A.3 The Maximum Compression Frontier

Wire: OTel Arrow + zstd between gateway collectors
Collectors: Aggressive filtering (tail-based sampling, log dedup processor, attribute trimming)
Backend: ClickHouse with full codec optimization + tiered storage (hot SSD / cold S3)
Cold archival: Export historical data to Parquet, compress with zstd -19 or LZMA2
Expected ratio: 25:1 — 40:1 end-to-end (hot), 50:1+ (cold archive)

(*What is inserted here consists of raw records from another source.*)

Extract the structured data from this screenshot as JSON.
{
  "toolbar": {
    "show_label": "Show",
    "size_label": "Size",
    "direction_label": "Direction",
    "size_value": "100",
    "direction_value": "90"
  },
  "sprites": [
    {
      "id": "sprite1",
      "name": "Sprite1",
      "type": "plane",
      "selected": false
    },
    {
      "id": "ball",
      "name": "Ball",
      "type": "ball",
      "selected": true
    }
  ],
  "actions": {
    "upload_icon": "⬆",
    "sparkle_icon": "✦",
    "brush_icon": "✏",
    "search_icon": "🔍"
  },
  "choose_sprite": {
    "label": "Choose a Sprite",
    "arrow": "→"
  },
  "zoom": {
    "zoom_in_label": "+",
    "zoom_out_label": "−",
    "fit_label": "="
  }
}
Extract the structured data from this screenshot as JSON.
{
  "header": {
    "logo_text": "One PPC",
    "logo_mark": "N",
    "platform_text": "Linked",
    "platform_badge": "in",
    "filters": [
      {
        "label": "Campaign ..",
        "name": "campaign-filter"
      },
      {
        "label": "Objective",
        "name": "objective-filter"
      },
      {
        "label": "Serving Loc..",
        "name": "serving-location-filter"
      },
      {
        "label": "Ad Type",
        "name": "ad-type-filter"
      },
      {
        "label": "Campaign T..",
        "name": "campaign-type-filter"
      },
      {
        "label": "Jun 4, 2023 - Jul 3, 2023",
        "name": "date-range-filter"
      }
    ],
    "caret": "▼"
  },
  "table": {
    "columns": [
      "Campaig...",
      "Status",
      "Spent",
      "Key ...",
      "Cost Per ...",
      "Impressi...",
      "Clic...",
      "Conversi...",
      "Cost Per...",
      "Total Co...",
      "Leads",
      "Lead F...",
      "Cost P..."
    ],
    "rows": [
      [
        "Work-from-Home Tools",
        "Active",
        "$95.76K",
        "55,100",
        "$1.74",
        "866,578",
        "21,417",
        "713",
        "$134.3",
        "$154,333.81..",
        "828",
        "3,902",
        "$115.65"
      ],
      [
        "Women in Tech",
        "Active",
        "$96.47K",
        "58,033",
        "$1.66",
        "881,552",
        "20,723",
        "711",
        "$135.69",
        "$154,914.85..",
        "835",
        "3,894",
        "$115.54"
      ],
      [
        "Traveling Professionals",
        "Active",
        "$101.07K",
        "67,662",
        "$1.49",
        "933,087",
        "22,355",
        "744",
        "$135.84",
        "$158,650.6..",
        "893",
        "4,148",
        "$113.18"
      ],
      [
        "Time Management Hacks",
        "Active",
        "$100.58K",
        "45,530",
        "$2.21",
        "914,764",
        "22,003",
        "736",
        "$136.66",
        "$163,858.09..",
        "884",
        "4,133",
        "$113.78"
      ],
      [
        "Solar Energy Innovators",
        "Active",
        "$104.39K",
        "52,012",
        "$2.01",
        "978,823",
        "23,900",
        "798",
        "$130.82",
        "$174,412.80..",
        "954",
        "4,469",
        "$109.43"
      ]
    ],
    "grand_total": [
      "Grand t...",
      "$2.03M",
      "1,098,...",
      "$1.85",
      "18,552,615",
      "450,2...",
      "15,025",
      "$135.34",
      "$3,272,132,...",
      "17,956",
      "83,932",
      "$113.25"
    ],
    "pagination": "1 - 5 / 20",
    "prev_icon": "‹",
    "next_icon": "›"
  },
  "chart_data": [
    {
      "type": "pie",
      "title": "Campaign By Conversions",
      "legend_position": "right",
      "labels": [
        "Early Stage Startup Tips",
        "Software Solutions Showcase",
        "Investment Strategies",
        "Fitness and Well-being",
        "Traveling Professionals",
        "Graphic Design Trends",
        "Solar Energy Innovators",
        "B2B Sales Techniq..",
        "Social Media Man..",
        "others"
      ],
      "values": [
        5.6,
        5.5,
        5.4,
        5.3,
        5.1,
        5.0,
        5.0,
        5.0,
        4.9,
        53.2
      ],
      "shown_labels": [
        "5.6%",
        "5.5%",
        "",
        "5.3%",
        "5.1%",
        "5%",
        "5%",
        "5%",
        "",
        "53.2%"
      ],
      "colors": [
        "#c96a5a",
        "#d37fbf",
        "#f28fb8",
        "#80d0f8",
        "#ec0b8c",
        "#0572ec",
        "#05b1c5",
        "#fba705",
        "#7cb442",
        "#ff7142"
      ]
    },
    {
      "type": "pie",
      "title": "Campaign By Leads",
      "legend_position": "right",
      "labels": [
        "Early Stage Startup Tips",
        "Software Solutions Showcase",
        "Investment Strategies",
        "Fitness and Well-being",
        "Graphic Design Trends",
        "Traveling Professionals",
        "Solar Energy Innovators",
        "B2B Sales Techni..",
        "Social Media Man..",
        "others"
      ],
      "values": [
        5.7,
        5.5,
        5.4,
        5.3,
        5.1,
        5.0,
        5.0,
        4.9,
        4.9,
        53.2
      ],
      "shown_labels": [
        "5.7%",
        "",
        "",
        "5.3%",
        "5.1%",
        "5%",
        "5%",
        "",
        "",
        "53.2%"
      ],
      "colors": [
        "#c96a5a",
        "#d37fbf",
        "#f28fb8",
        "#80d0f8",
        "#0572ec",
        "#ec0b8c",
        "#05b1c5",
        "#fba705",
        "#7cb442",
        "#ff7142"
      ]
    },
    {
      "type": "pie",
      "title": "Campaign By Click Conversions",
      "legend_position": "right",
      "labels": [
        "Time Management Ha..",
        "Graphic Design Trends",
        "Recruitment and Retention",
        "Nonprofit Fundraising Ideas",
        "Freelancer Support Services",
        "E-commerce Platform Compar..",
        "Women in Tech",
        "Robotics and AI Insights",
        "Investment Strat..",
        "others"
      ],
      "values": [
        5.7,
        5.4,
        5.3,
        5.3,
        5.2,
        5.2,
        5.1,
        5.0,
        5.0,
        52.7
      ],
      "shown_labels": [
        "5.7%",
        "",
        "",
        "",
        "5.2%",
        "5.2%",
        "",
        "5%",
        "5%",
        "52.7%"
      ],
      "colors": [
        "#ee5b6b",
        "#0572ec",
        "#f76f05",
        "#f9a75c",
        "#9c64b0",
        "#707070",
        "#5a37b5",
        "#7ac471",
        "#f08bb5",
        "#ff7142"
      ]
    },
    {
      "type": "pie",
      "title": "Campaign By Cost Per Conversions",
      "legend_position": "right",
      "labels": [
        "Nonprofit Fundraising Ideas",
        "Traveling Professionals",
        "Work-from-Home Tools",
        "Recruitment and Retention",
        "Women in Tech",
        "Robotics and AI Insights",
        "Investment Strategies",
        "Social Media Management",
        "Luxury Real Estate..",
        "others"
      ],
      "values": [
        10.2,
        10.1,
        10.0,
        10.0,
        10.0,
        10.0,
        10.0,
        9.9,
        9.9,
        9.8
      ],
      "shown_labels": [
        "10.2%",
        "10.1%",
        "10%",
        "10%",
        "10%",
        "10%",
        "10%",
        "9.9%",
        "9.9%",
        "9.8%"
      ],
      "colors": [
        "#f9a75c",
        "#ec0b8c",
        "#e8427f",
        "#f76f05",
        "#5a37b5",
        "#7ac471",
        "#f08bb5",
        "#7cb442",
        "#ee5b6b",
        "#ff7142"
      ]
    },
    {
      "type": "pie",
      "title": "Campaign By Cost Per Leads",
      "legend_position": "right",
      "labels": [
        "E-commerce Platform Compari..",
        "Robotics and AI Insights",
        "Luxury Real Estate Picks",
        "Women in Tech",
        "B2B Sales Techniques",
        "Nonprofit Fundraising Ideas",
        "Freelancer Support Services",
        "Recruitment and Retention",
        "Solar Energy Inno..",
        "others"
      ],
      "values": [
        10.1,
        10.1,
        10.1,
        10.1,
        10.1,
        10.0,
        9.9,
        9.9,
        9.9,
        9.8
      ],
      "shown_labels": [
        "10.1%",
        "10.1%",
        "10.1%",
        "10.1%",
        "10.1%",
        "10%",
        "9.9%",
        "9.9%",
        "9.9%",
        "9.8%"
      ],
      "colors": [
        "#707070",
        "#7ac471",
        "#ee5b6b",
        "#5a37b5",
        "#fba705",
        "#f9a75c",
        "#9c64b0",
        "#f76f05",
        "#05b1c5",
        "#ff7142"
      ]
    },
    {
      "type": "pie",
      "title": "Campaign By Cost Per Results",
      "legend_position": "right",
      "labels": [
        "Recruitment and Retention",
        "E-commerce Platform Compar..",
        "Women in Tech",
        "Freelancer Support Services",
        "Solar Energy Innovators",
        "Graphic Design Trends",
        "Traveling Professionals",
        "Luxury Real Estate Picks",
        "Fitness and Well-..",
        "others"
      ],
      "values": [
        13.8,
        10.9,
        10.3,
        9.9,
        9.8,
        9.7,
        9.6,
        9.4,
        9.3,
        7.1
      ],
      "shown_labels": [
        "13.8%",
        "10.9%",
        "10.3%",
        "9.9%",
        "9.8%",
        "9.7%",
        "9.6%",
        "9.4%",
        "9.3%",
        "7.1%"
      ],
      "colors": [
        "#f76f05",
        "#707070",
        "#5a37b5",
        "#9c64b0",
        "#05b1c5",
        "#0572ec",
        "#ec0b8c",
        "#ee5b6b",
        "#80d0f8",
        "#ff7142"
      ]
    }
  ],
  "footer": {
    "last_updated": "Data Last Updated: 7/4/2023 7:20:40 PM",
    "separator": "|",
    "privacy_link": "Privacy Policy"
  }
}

A.5 Key Numbers to Remember

Metric	Value
OTLP + gzip ratio (traces)	3:1 — 5:1
OTLP + zstd ratio (traces)	4:1 — 6:1
OTel Arrow + zstd ratio (traces)	7:1 — 12:1 (up to 30:1 in production)
ClickHouse ZSTD(1) on-disk ratio	10:1 — 13:1
Tempo zstd storage reduction	~85% (to 15% of original)
zstd -1 compress speed	510 MB/s
zstd decompression speed (any level)	~1550 MB/s
gzip -6 compress speed	35 MB/s
Bytes per span (ClickHouse, compressed)	~80 bytes
Bytes per span (Jaeger + ES, indexed)	~500 bytes

Document prepared 2026-02-24. Compression ratios are approximate and vary with workload characteristics, attribute cardinality, and batch sizes. Always benchmark with representative production data before committing to a compression strategy.